CUFFT_INTERNAL_ERROR during creation of a 1D Plan in CUFFT

Hi everyone!

I’m trying to develop a parallel version of Toeplitz Hashing using FFT on GPU, in CUFFT/CUDA.

And when I try to create a CUFFT 1D Plan, I get an error, which is not much explicit (CUFFT_INTERNAL_ERROR)…

The way I create the cufftPlan1d is the following:

cufftResult cufft_result;

cufftHandle plan;

cufft_result = cufftPlan1d(&plan, data_block_length, CUFFT_Z2Z, 1 );


if( cufft_result != CUFFT_SUCCESS ) {

   printf( "CUFFT Error (%s)\n", cufftGetErrorString( cufft_result ) );

   exit(-1);

}

The data_block_length (an unsigned long int) is equal to 50397139 and I’m using a BATCH of 1 in CUFFT. I verified that for some greater sizes that I tried, I do not get any errors. So, I’m almost sure that is not any memory problem. In particular, for an array of complex numbers with double precision with this size, I should need 16 (2 x 8) x 50397139 = 806354224 bytes = 0.75 gigabytes (approximately) and I have a GPU with 6 gigabytes. I also made all the steps required a priori: cudaMalloc, cudaMemcpy, etc.

However, I read some forums and documentation, I have some doubts regarding some aspects:

  1. It is very recommended to use Batches greater than 1 in CUFFT. In that case I need to use a transform size equal to (data_block_length / BATCH) when I call the cufftPlan1D. It is always worthy to use batches for the CUFFT plans?
  2. In some documentation and information I read, I noticed a lot of people mention the use of power of 2 sizes.
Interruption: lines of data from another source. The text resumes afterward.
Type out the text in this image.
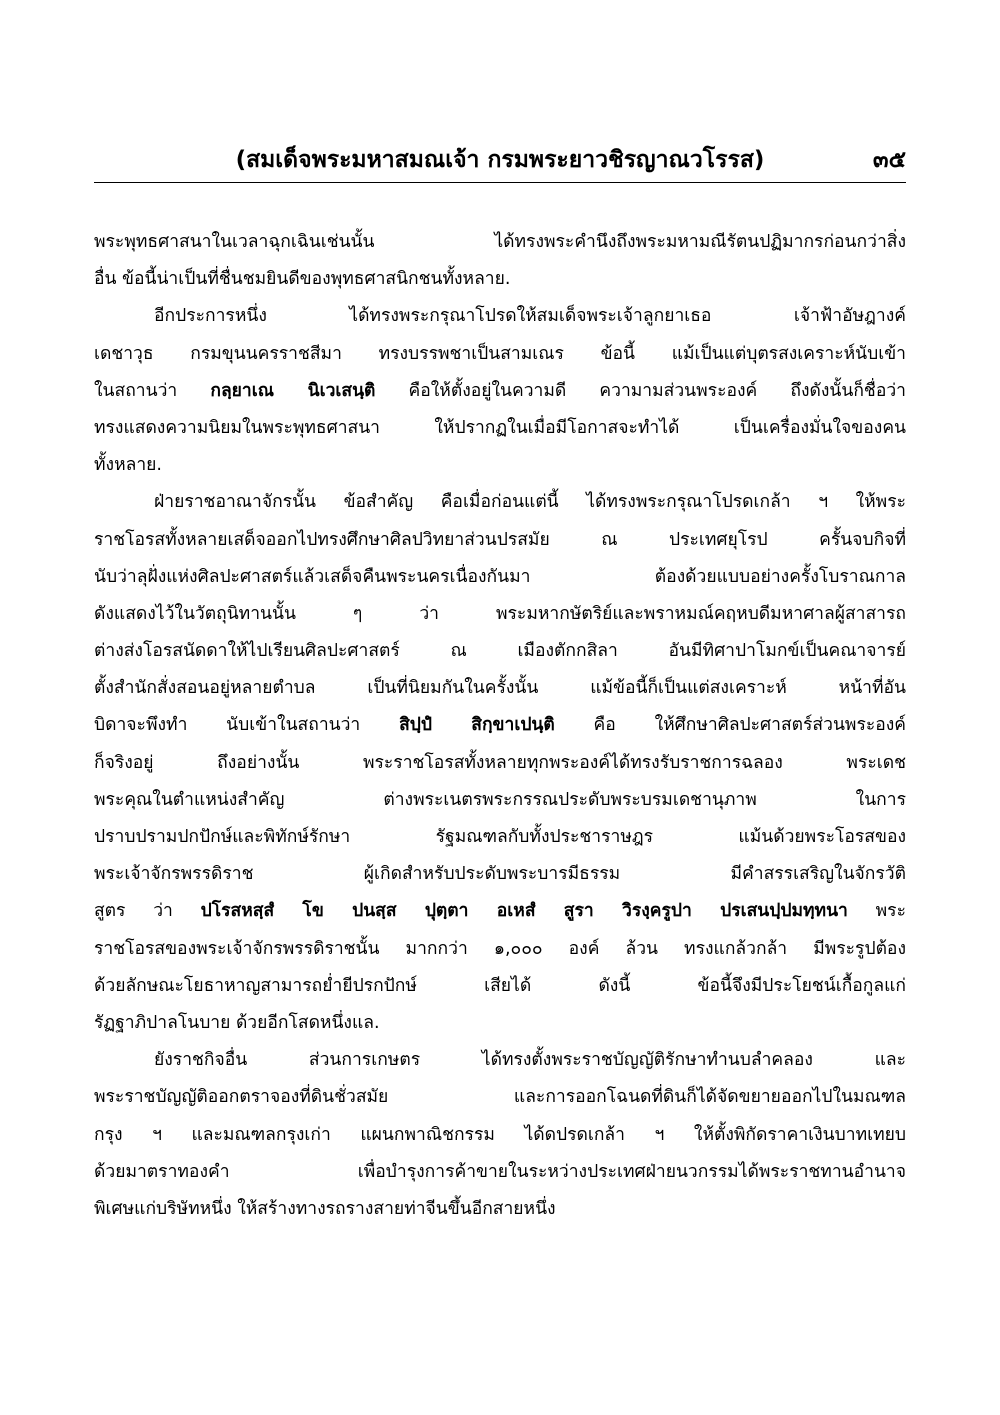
(สมเด็จพระมหาสมณเจ้า กรมพระยาวชิรญาณวโรรส)	๓๕
พระพุทธศาสนาในเวลาฉุกเฉินเช่นนั้น ได้ทรงพระคำนึงถึงพระมหามณีรัตนปฏิมากรก่อนกว่าสิ่ง
อื่น ข้อนี้น่าเป็นที่ชื่นชมยินดีของพุทธศาสนิกชนทั้งหลาย.
อีกประการหนึ่ง ได้ทรงพระกรุณาโปรดให้สมเด็จพระเจ้าลูกยาเธอ เจ้าฟ้าอัษฎางค์
เดชาวุธ กรมขุนนครราชสีมา ทรงบรรพชาเป็นสามเณร ข้อนี้ แม้เป็นแต่บุตรสงเคราะห์นับเข้า
ในสถานว่า กลฺยาเณ นิเวเสนฺติ คือให้ตั้งอยู่ในความดี ความามส่วนพระองค์ ถึงดังนั้นก็ชื่อว่า
ทรงแสดงความนิยมในพระพุทธศาสนา ให้ปรากฏในเมื่อมีโอกาสจะทำได้ เป็นเครื่องมั่นใจของคน
ทั้งหลาย.
ฝ่ายราชอาณาจักรนั้น ข้อสำคัญ คือเมื่อก่อนแต่นี้ ได้ทรงพระกรุณาโปรดเกล้า ฯ ให้พระ
ราชโอรสทั้งหลายเสด็จออกไปทรงศึกษาศิลปวิทยาส่วนปรสมัย ณ ประเทศยุโรป ครั้นจบกิจที่
นับว่าลุฝั่งแห่งศิลปะศาสตร์แล้วเสด็จคืนพระนครเนื่องกันมา ต้องด้วยแบบอย่างครั้งโบราณกาล
ดังแสดงไว้ในวัตถุนิทานนั้น ๆ ว่า พระมหากษัตริย์และพราหมณ์คฤหบดีมหาศาลผู้สาสารถ
ต่างส่งโอรสนัดดาให้ไปเรียนศิลปะศาสตร์ ณ เมืองตักกสิลา อันมีทิศาปาโมกข์เป็นคณาจารย์
ตั้งสำนักสั่งสอนอยู่หลายตำบล เป็นที่นิยมกันในครั้งนั้น แม้ข้อนี้ก็เป็นแต่สงเคราะห์ หน้าที่อัน
บิดาจะพึงทำ นับเข้าในสถานว่า สิปฺปํ สิกฺขาเปนฺติ คือ ให้ศึกษาศิลปะศาสตร์ส่วนพระองค์
ก็จริงอยู่ ถึงอย่างนั้น พระราชโอรสทั้งหลายทุกพระองค์ได้ทรงรับราชการฉลอง พระเดช
พระคุณในตำแหน่งสำคัญ ต่างพระเนตรพระกรรณประดับพระบรมเดชานุภาพ ในการ
ปราบปรามปกปักษ์และพิทักษ์รักษา รัฐมณฑลกับทั้งประชาราษฎร แม้นด้วยพระโอรสของ
พระเจ้าจักรพรรดิราช ผู้เกิดสำหรับประดับพระบารมีธรรม มีคำสรรเสริญในจักรวัติ
สูตร ว่า ปโรสหสฺสํ โข ปนสฺส ปุตฺตา อเหสํ สูรา วิรงฺครูปา ปรเสนปฺปมทฺทนา พระ
ราชโอรสของพระเจ้าจักรพรรดิราชนั้น มากกว่า ๑,๐๐๐ องค์ ล้วน ทรงแกล้วกล้า มีพระรูปต้อง
ด้วยลักษณะโยธาหาญสามารถย่ำยีปรกปักษ์ เสียได้ ดังนี้ ข้อนี้จึงมีประโยชน์เกื้อกูลแก่
รัฏฐาภิปาลโนบาย ด้วยอีกโสดหนึ่งแล.
ยังราชกิจอื่น ส่วนการเกษตร ได้ทรงตั้งพระราชบัญญัติรักษาทำนบลำคลอง และ
พระราชบัญญัติออกตราจองที่ดินชั่วสมัย และการออกโฉนดที่ดินก็ได้จัดขยายออกไปในมณฑล
กรุง ฯ และมณฑลกรุงเก่า แผนกพาณิชกรรม ได้ดปรดเกล้า ฯ ให้ตั้งพิกัดราคาเงินบาทเทยบ
ด้วยมาตราทองคำ เพื่อบำรุงการค้าขายในระหว่างประเทศฝ่ายนวกรรมได้พระราชทานอำนาจ
พิเศษแก่บริษัทหนึ่ง ให้สร้างทางรถรางสายท่าจีนขึ้นอีกสายหนึ่ง
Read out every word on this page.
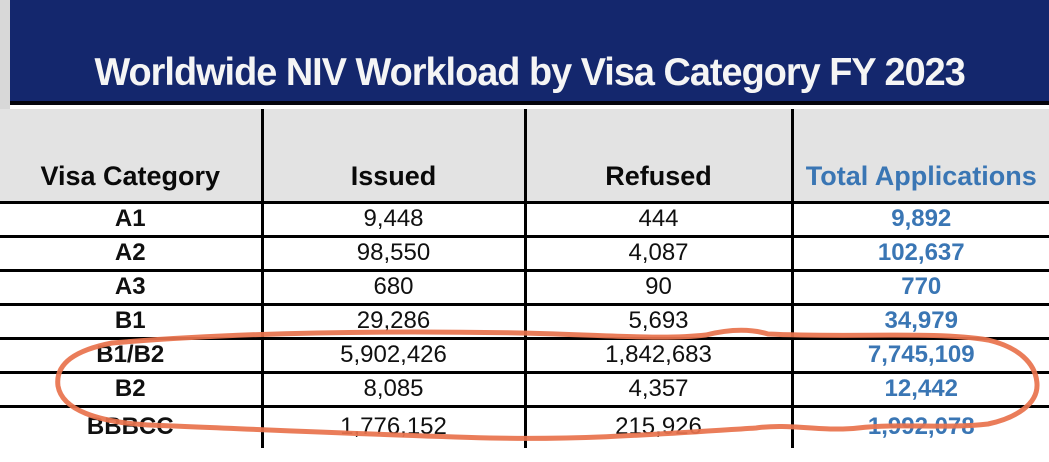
Worldwide NIV Workload by Visa Category FY 2023
Visa Category	Issued	Refused	Total Applications
A1	9,448	444	9,892
A2	98,550	4,087	102,637
A3	680	90	770
B1	29,286	5,693	34,979
B1/B2	5,902,426	1,842,683	7,745,109
B2	8,085	4,357	12,442
BBBCC	1,776,152	215,926	1,992,078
Is this a requirement? I can never use a CUFFT plans with sizes different than a power of 2?

I also tried these two options by using zero padding in the remaining positions of the array to get have a size which is a power of 2. And I also tried to use batches with the original size and with power of 2 sizes with zero-padding.

In these trials, I do not get any error, but I get the wrong results. I also developed other versions of my program (in Python using SciPy functions to compute the Toeplitz matrices and fft, serial in C++ using FFTW, and in parallel C++ using FFTW with OpenMP), and I got different results from those versions (with an error around 50%, which suggests that the computation and results are maybe random)…

Can someone help me? I’m feeling a little lost, and the documentation does not help too much sometimes… :(

Thank you in advance!

I don’t get any error when doing cufftPlan1d(&plan, 50397139, CUFFT_Z2Z, 1 ); on CUDA 11.4.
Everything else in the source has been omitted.